Will Emmanuel Macron Lose Power? Conservatives Call for Vote of No Confidence in France

A conservative political party in France announced Tuesday that it planned to call a vote of no confidence in President Emmanuel Macron's government after a video emerged of the president's bodyguard beating a protester more than two months ago.

Alexandre Benalla, Macron's assistant chief of staff and the former security chief of his presidential campaign, was filmed donning a police helmet as he viciously attacked a male protester attending a May Day demonstration on May 1. In the video, Benalla is also seen dragging a female protester away from a group of demonstrators. Although he was off-duty at the time, Benalla was allegedly wearing a police badge and other unauthorized police gear.

At least 100 people were arrested after the demonstrations in Paris turned violent. Demonstrators destroyed a McDonald's and a car dealership.

But the video of Benalla, a close ally of Macron, sparked significant opposition to the French president and his government. Benalla was fired on Friday and placed under investigation on Sunday. Critics said that Macron should have acted sooner to punish Benalla, who was allowed to return to work for several weeks following the incident. Les Républicains, a right-leaning political party formed in 2015, said it would begin preparing a vote of no confidence.

"The government has failed," Christian Jacob, leader of the Les Républicains, told reporters Tuesday. "The government allowed this [to happen], even though it was responsible for stopping it—and we want an explanation."

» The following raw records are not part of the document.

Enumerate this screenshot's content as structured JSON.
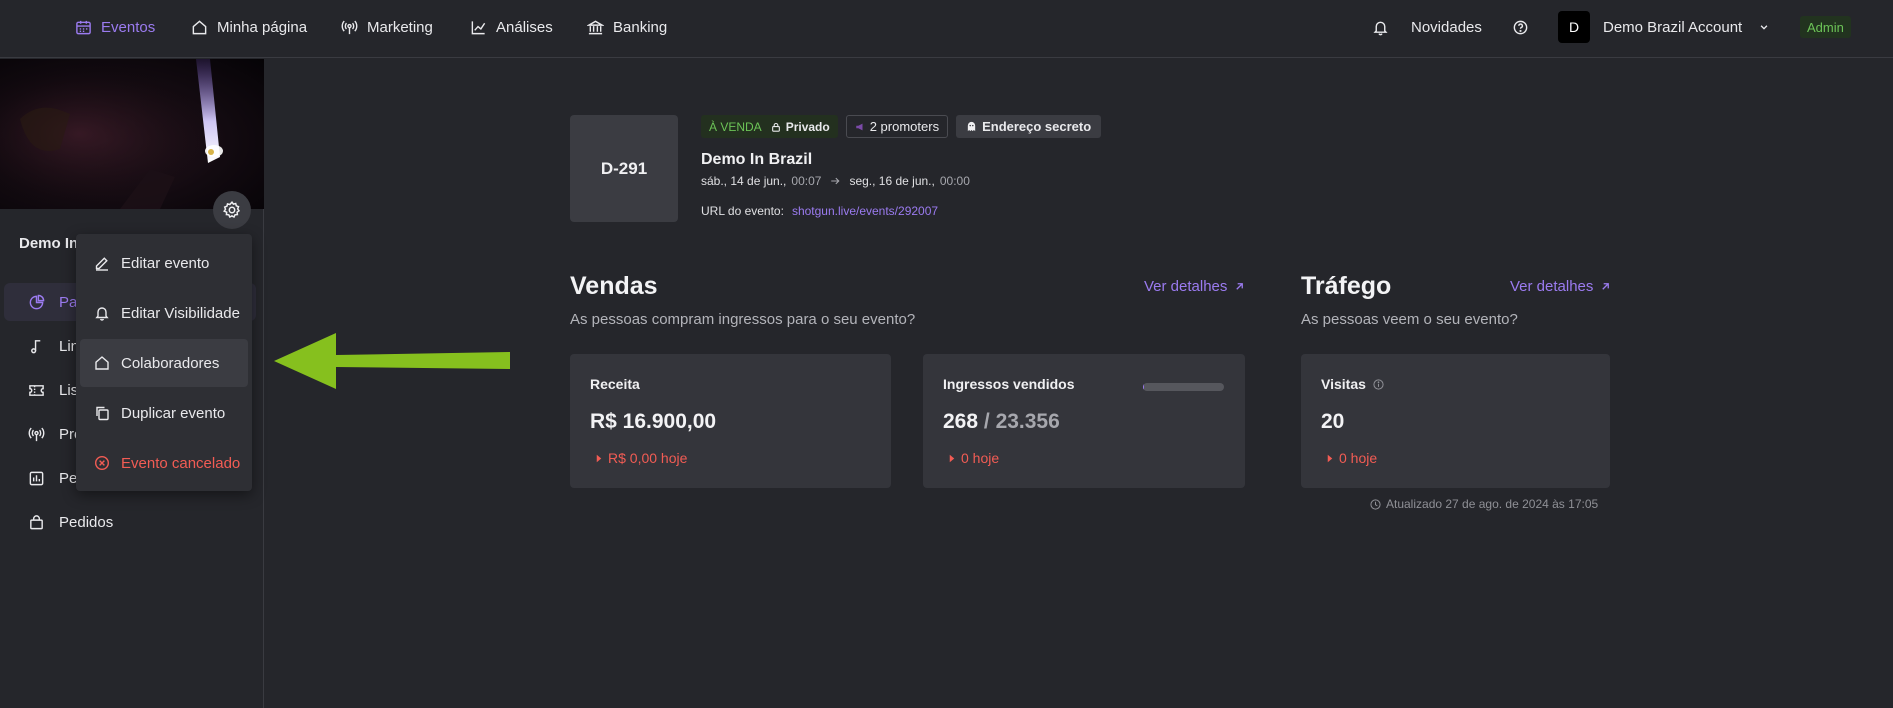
{
  "nav": {
    "items": [
      {
        "label": "Eventos",
        "icon": "calendar-icon",
        "active": true
      },
      {
        "label": "Minha página",
        "icon": "home-icon"
      },
      {
        "label": "Marketing",
        "icon": "broadcast-icon"
      },
      {
        "label": "Análises",
        "icon": "chart-line-icon"
      },
      {
        "label": "Banking",
        "icon": "bank-icon"
      }
    ],
    "news_label": "Novidades",
    "account_initial": "D",
    "account_name": "Demo Brazil Account",
    "role_badge": "Admin"
  },
  "sidebar": {
    "event_name": "Demo In",
    "items": [
      {
        "label": "Pai",
        "icon": "pie-chart-icon",
        "active": true
      },
      {
        "label": "Line",
        "icon": "music-note-icon"
      },
      {
        "label": "List",
        "icon": "ticket-icon"
      },
      {
        "label": "Pro",
        "icon": "broadcast-icon"
      },
      {
        "label": "Pes",
        "icon": "survey-icon"
      },
      {
        "label": "Pedidos",
        "icon": "bag-icon"
      }
    ]
  },
  "menu": {
    "items": [
      {
        "label": "Editar evento",
        "icon": "pencil-icon"
      },
      {
        "label": "Editar Visibilidade",
        "icon": "bell-icon"
      },
      {
        "label": "Colaboradores",
        "icon": "home-icon",
        "hover": true
      },
      {
        "label": "Duplicar evento",
        "icon": "copy-icon"
      },
      {
        "label": "Evento cancelado",
        "icon": "cancel-circle-icon",
        "danger": true
      }
    ]
  },
  "event": {
    "code": "D-291",
    "status": "À VENDA",
    "privacy": "Privado",
    "promoters": "2 promoters",
    "secret_address": "Endereço secreto",
    "title": "Demo In Brazil",
    "start_date": "sáb., 14 de jun.,",
    "start_time": "00:07",
    "end_date": "seg., 16 de jun.,",
    "end_time": "00:00",
    "url_label": "URL do evento:",
    "url": "shotgun.live/events/292007"
  },
  "sales": {
    "title": "Vendas",
    "subtitle": "As pessoas compram ingressos para o seu evento?",
    "details_label": "Ver detalhes",
    "revenue": {
      "label": "Receita",
      "value": "R$ 16.900,00",
      "today": "R$ 0,00 hoje"
    },
    "tickets": {
      "label": "Ingressos vendidos",
      "sold": "268",
      "separator": " / ",
      "total": "23.356",
      "today": "0 hoje",
      "progress_fraction": 0.0115
    }
  },
  "traffic": {
    "title": "Tráfego",
    "subtitle": "As pessoas veem o seu evento?",
    "details_label": "Ver detalhes",
    "visits": {
      "label": "Visitas",
      "value": "20",
      "today": "0 hoje"
    }
  },
  "updated_text": "Atualizado 27 de ago. de 2024 às 17:05",
  "colors": {
    "accent": "#9b7bf0",
    "background": "#25262b",
    "card": "#34353b",
    "danger": "#f25c54",
    "success": "#6cc357",
    "annotation_arrow": "#86c01e"
  }
}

It is unclear when the group will officially call the motion of no confidence, but it is evident that the backlash surrounding "the Benalla affair," as it has been dubbed, is hurting Macron's popularity. Opponents have accused the 40-year-old former investment banker of being an out-of-touch leader who favors the rich. In the wake of the scandal, polls revealed that the French president's popularity dipped again again after hitting an all-time low in March.

Meanwhile, people across France have been protesting Macron's plans to implement labor reforms, cut social welfare, and revamp universities and vocational training programs. Even Macron's chief economists have warned that the policies are making him unpopular.

"The president must talk about the issue of inequalities and not leave this debate to his opponents," three of the president's chief economists wrote a confidential memo to Macron, which was later leaked to the French press.